Cumhurbaşkanlığı hükümet sisteminin yürürlüğe girmesinden itibaren geçen bir yıllık sürede Cumhurbaşkanlığı’nın kararname, Meclis’in kanun çıkarma performansı arasında görülen fark, bu sistemi eleştirenlerin ne kadar haklı olduğunu bir kez daha gösterdi, hem de sayılarla. Şöyle ki; yeni sistemin yürürlüğe girmesinden bu yana, Cumhurbaşkanı 37 kararnameyle, 1880 maddelik düzenleme yapmış. TBMM ise 11 uluslararası anlaşma dahil, 503 maddelik 32 yasa önerisini kabul etmiş. Üstelik kabul edilen yasa önerilerinin çoğunluğu “torba teklif” olarak TBMM gündemine gelmiş. Bu tablo, hukuk devleti ölçütlerinin uzağına düşen ülkemizin, kanun devleti olmaktan da çıktığını, kararname devletine dönüştüğünü ortaya koyuyor.
Hukuk devleti-kanun devleti, anayasal devlet-anayasalı devlet tartışmalarına girmeden, şunu kabul edelim. Hukukun üstünlüğü, kuvvetler ayrılığı, yargı bağımsızlığı, yargıç güvencesi, devletin her türlü eylem ve işleminin hukuka dayanması ve yargısal denetime açık olması, Anayasa Mahkemesi, özerk kurumlar, planlama, sosyal devlet deyince, akla 1961 Anayasası gelir. Tarihimizdeki en toplumcu, katılımcı, özgürlükçü, demokrat anayasadır. Sonrası malum. Önce 12 Mart 1971 muhtırası, ardından 12 Eylül 1980 darbesi... Sonuçta Türkiye, hukuk devleti olma yönünde 1961’de yaptığı atılımın çok gerisine düşmüştür.

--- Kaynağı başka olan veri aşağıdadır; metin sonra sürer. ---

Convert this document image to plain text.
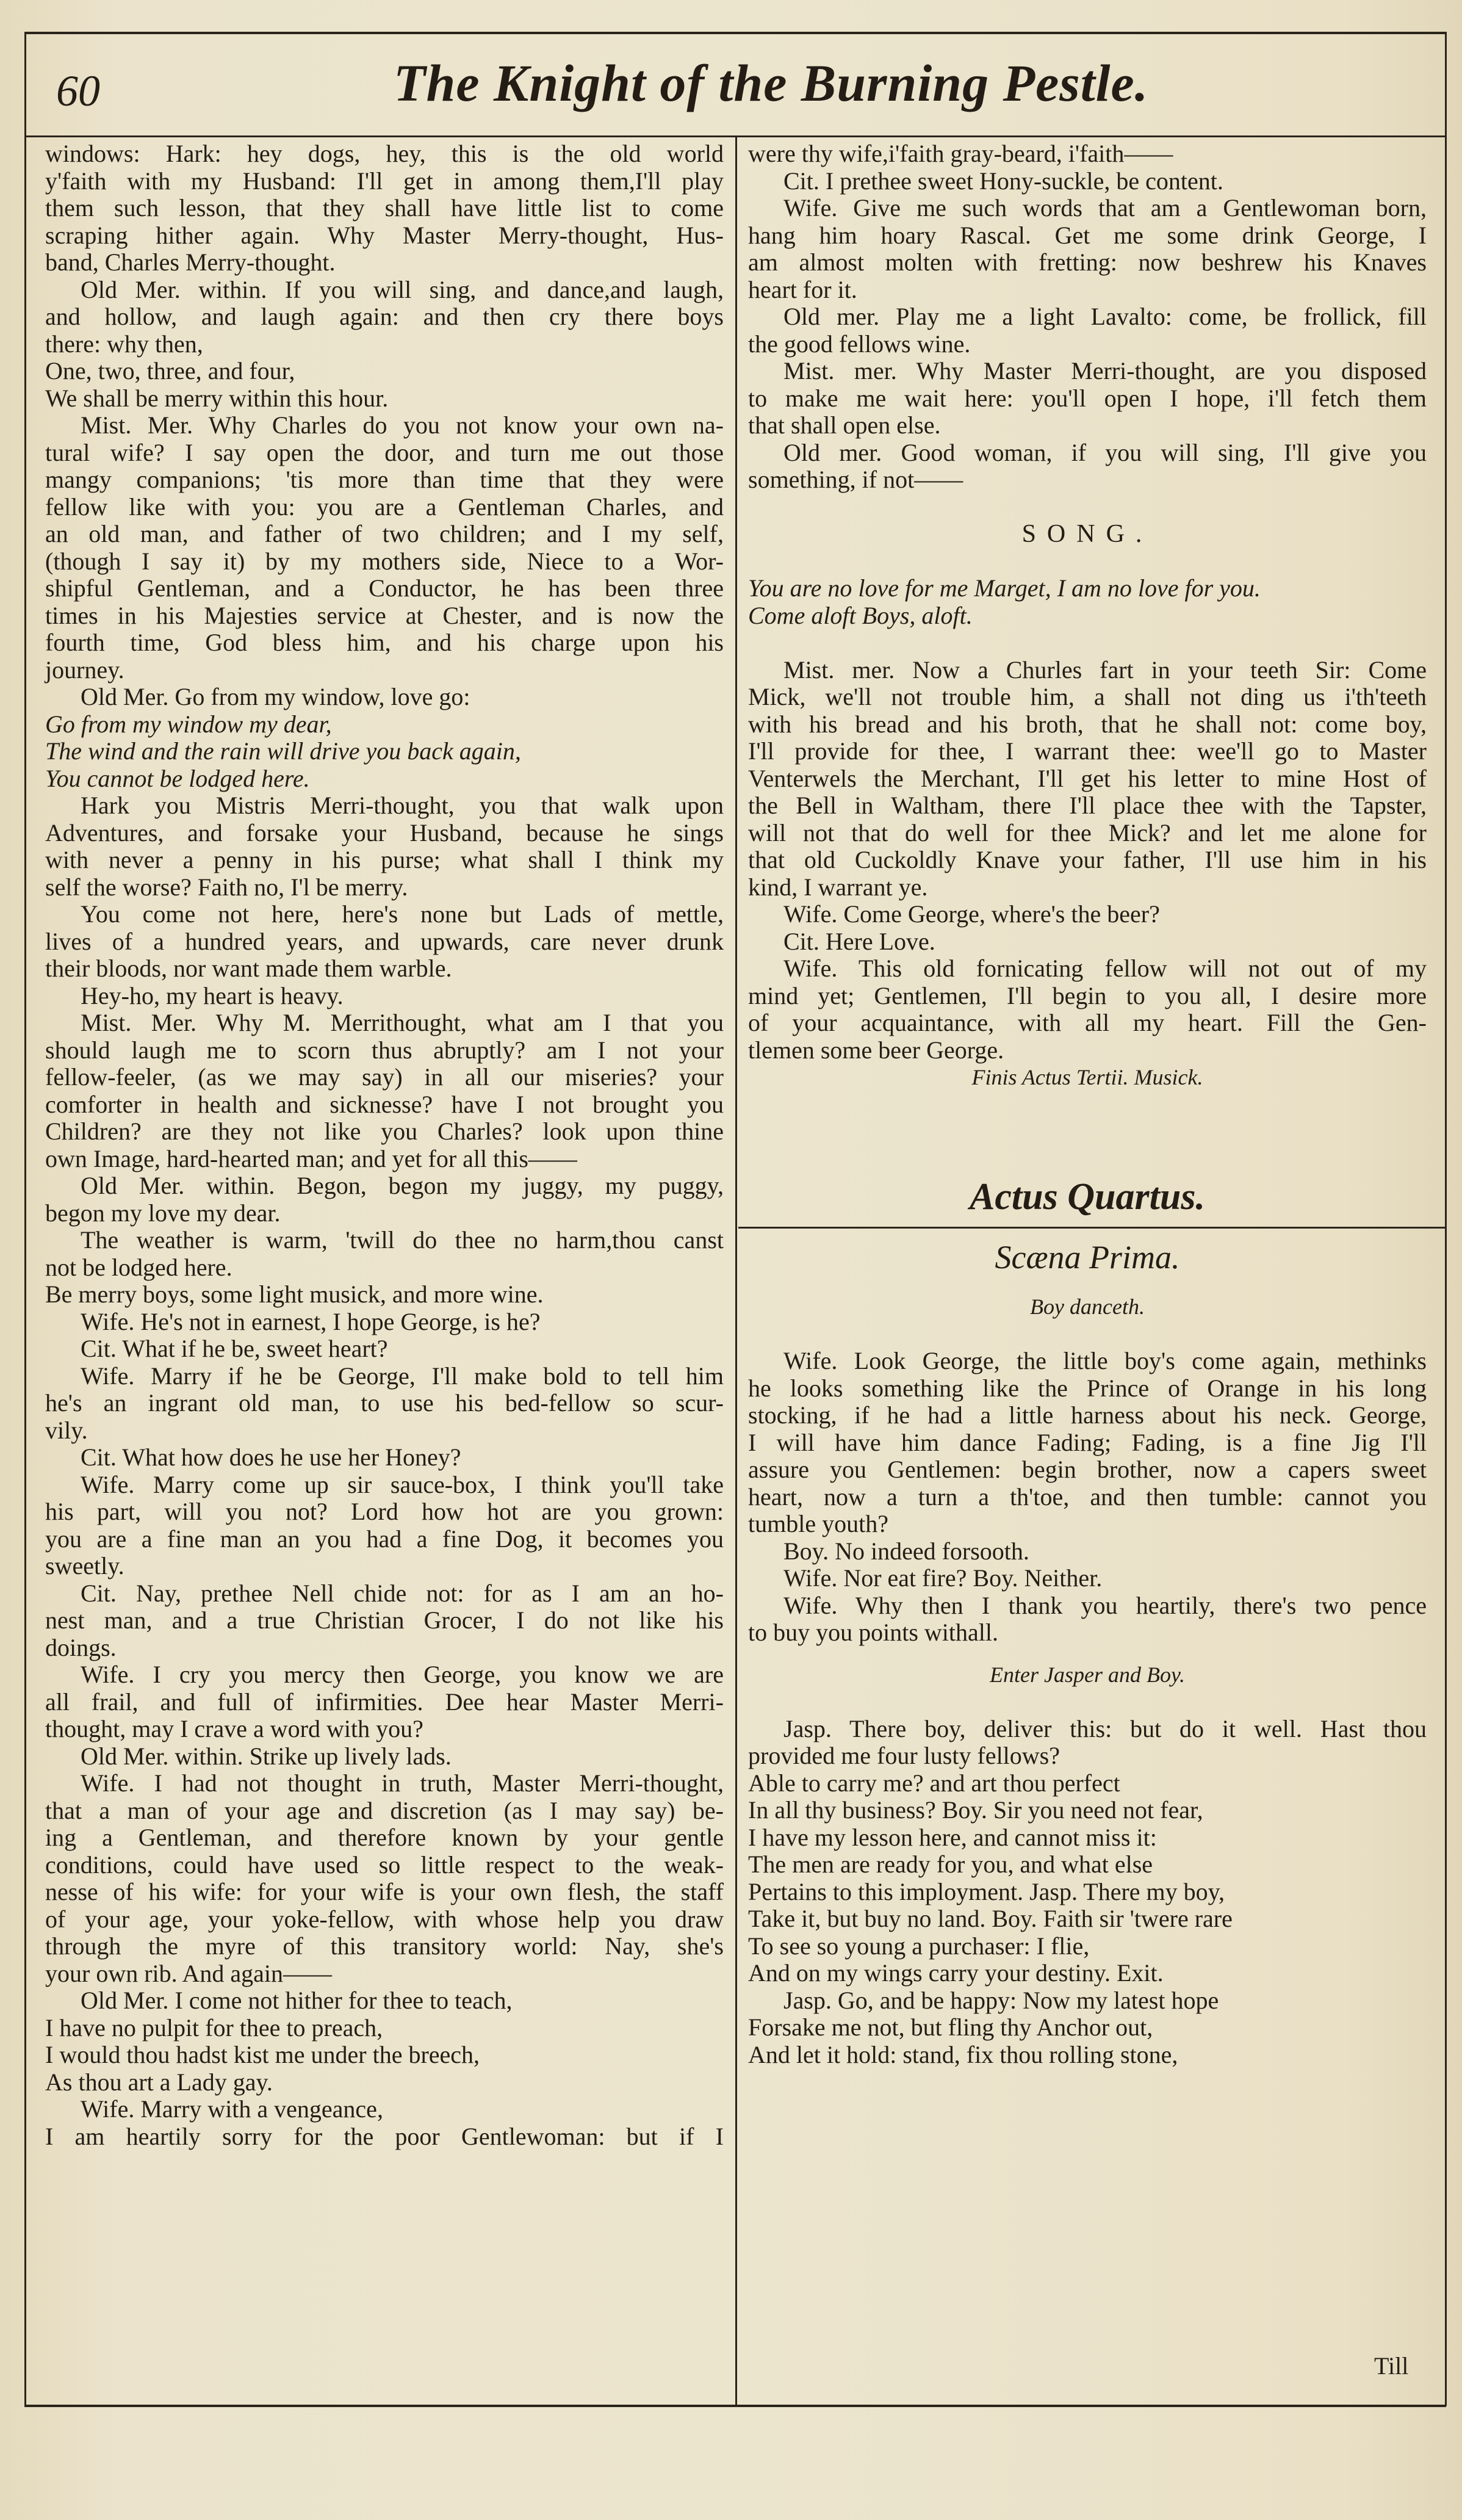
60	The Knight of the Burning Pestle.
windows: Hark: hey dogs, hey, this is the old world
y'faith with my Husband: I'll get in among them,I'll play
them such lesson, that they shall have little list to come
scraping hither again. Why Master Merry-thought, Hus-
band, Charles Merry-thought.
Old Mer. within. If you will sing, and dance,and laugh,
and hollow, and laugh again: and then cry there boys
there: why then,
One, two, three, and four,
We shall be merry within this hour.
Mist. Mer. Why Charles do you not know your own na-
tural wife? I say open the door, and turn me out those
mangy companions; 'tis more than time that they were
fellow like with you: you are a Gentleman Charles, and
an old man, and father of two children; and I my self,
(though I say it) by my mothers side, Niece to a Wor-
shipful Gentleman, and a Conductor, he has been three
times in his Majesties service at Chester, and is now the
fourth time, God bless him, and his charge upon his
journey.
Old Mer. Go from my window, love go:
Go from my window my dear,
The wind and the rain will drive you back again,
You cannot be lodged here.
Hark you Mistris Merri-thought, you that walk upon
Adventures, and forsake your Husband, because he sings
with never a penny in his purse; what shall I think my
self the worse? Faith no, I'l be merry.
You come not here, here's none but Lads of mettle,
lives of a hundred years, and upwards, care never drunk
their bloods, nor want made them warble.
Hey-ho, my heart is heavy.
Mist. Mer. Why M. Merrithought, what am I that you
should laugh me to scorn thus abruptly? am I not your
fellow-feeler, (as we may say) in all our miseries? your
comforter in health and sicknesse? have I not brought you
Children? are they not like you Charles? look upon thine
own Image, hard-hearted man; and yet for all this——
Old Mer. within. Begon, begon my juggy, my puggy,
begon my love my dear.
The weather is warm, 'twill do thee no harm,thou canst
not be lodged here.
Be merry boys, some light musick, and more wine.
Wife. He's not in earnest, I hope George, is he?
Cit. What if he be, sweet heart?
Wife. Marry if he be George, I'll make bold to tell him
he's an ingrant old man, to use his bed-fellow so scur-
vily.
Cit. What how does he use her Honey?
Wife. Marry come up sir sauce-box, I think you'll take
his part, will you not? Lord how hot are you grown:
you are a fine man an you had a fine Dog, it becomes you
sweetly.
Cit. Nay, prethee Nell chide not: for as I am an ho-
nest man, and a true Christian Grocer, I do not like his
doings.
Wife. I cry you mercy then George, you know we are
all frail, and full of infirmities. Dee hear Master Merri-
thought, may I crave a word with you?
Old Mer. within. Strike up lively lads.
Wife. I had not thought in truth, Master Merri-thought,
that a man of your age and discretion (as I may say) be-
ing a Gentleman, and therefore known by your gentle
conditions, could have used so little respect to the weak-
nesse of his wife: for your wife is your own flesh, the staff
of your age, your yoke-fellow, with whose help you draw
through the myre of this transitory world: Nay, she's
your own rib. And again——
Old Mer. I come not hither for thee to teach,
I have no pulpit for thee to preach,
I would thou hadst kist me under the breech,
As thou art a Lady gay.
Wife. Marry with a vengeance,
I am heartily sorry for the poor Gentlewoman: but if I
were thy wife,i'faith gray-beard, i'faith——
Cit. I prethee sweet Hony-suckle, be content.
Wife. Give me such words that am a Gentlewoman born,
hang him hoary Rascal. Get me some drink George, I
am almost molten with fretting: now beshrew his Knaves
heart for it.
Old mer. Play me a light Lavalto: come, be frollick, fill
the good fellows wine.
Mist. mer. Why Master Merri-thought, are you disposed
to make me wait here: you'll open I hope, i'll fetch them
that shall open else.
Old mer. Good woman, if you will sing, I'll give you
something, if not——
SONG.
You are no love for me Marget, I am no love for you.
Come aloft Boys, aloft.
Mist. mer. Now a Churles fart in your teeth Sir: Come
Mick, we'll not trouble him, a shall not ding us i'th'teeth
with his bread and his broth, that he shall not: come boy,
I'll provide for thee, I warrant thee: wee'll go to Master
Venterwels the Merchant, I'll get his letter to mine Host of
the Bell in Waltham, there I'll place thee with the Tapster,
will not that do well for thee Mick? and let me alone for
that old Cuckoldly Knave your father, I'll use him in his
kind, I warrant ye.
Wife. Come George, where's the beer?
Cit. Here Love.
Wife. This old fornicating fellow will not out of my
mind yet; Gentlemen, I'll begin to you all, I desire more
of your acquaintance, with all my heart. Fill the Gen-
tlemen some beer George.
Finis Actus Tertii. Musick.
Actus Quartus.
Scæna Prima.
Boy danceth.
Wife. Look George, the little boy's come again, methinks
he looks something like the Prince of Orange in his long
stocking, if he had a little harness about his neck. George,
I will have him dance Fading; Fading, is a fine Jig I'll
assure you Gentlemen: begin brother, now a capers sweet
heart, now a turn a th'toe, and then tumble: cannot you
tumble youth?
Boy. No indeed forsooth.
Wife. Nor eat fire? Boy. Neither.
Wife. Why then I thank you heartily, there's two pence
to buy you points withall.
Enter Jasper and Boy.
Jasp. There boy, deliver this: but do it well. Hast thou
provided me four lusty fellows?
Able to carry me? and art thou perfect
In all thy business? Boy. Sir you need not fear,
I have my lesson here, and cannot miss it:
The men are ready for you, and what else
Pertains to this imployment. Jasp. There my boy,
Take it, but buy no land. Boy. Faith sir 'twere rare
To see so young a purchaser: I flie,
And on my wings carry your destiny. Exit.
Jasp. Go, and be happy: Now my latest hope
Forsake me not, but fling thy Anchor out,
And let it hold: stand, fix thou rolling stone,
Till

“Yetmez ama evet” diyenlerin, numaracı Cumhuriyetçilerin, her iktidarın şakşakçısı liberallerin, 1980’lerde Turgut Özal’ı, son 17 yıldır mevcut iktidarı destekleyenlerin, ideolojisiz anayasa isteyenlerin, büyük sorumluluğu vardır mevcut tabloda. Çünkü bu kadro şu en temel gerçekleri bilmez: Anayasalar; diğer tanımlarının yanında, devleti hukukla sınırlandıran temel yasalardır. Devletin ideolojik temelini, stratejik yönelimini belirleyen; devletin toplumla, yurttaşla ilişkilerini düzenleyen metinler olarak, doğaları gereği ideolojiktirler. İdeolojisiz anayasa istemek, yumurtasız omlet istemeye benzer. İdeal bir anayasa; devletin egemenliğini, hukukun üstünlüğüyle sınırladığından, çağdaş bir devlette milli egemenlik, hukukun üstünlüğüyle birlikte tecelli eder. Devletin demokratikleşmesi, kurumların kurumsallaşması için hukuk şarttır.

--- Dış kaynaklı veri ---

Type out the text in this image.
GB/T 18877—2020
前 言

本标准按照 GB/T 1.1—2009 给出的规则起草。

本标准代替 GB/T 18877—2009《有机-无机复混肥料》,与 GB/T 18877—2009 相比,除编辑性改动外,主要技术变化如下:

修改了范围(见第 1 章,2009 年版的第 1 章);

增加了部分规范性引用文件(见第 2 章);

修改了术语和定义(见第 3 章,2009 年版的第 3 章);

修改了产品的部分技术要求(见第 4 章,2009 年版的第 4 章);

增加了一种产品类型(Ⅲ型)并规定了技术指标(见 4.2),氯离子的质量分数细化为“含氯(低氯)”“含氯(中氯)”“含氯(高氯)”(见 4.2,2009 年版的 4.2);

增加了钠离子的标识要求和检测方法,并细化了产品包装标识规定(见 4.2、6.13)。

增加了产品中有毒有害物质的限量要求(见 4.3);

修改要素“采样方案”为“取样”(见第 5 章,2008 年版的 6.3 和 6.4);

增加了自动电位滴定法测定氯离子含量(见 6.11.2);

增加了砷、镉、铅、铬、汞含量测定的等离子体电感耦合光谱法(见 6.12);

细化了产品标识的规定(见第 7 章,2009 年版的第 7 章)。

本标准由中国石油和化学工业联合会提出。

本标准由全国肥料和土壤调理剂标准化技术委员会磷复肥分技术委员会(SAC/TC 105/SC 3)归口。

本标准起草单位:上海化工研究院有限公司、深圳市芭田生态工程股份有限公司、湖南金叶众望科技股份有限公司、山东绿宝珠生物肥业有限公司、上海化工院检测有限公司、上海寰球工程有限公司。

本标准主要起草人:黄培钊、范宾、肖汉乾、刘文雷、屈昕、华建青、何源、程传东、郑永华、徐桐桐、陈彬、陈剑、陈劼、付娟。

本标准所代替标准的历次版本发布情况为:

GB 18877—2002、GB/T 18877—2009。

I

1961 Anayasası ve anayasaya aykırılık itirazı
Geçen hafta (05.06.2019) bu sütunda görüşlerine başvurduğum hocam Prof. Dr. Rona Aybay, 1961 Anayasası’nın, “anayasaya aykırılık itirazı” açısından önemli bir yönüne değinmişti. Aybay, şu bilgiyi de paylaştı:
1961 Anayasası döneminde, yargıçlarımızca, ‘anayasaya aykırılık itirazı’ yoluyla, Anayasa Mahkemesi’ne gönderilmiş çok sayıda dosya vardır. Benim, ‘Memur Yargıçlar’ adlı makaleme yaptığım göndermede ayrıntılarına değindiğim konu; bu yoldan Anayasa Mahkemesi’ne gönderilmiş dosyalarla ilgili kararın, belli bir süre (3 ay; 1971 değişikliğinden sonra 6 ay) içinde verilmemesi halinde, yargıcın anayasaya aykırılık iddiasını ‘kendi kanısına göre’ çözüme bağlayarak davayı yürütmesidir. Yargıçlarımız, Anayasa Mahkemesi’ne gönderdikleri dosyanın 3 ayı (6 ayı) çok aşan sürelerde bile Anayasa Mahkemesi’nce karara bağlanmaması durumlarında bile bu yetkiyi kullanmamışlardır”.
Kısacası; katılımcı, toplumcu, demokrat, özgürlükçü bir anayasa; kuvvetler ayrılığının sözde değil özde egemen olduğu bir rejim; bilinçli yurttaş, örgütlü toplum gerektirir.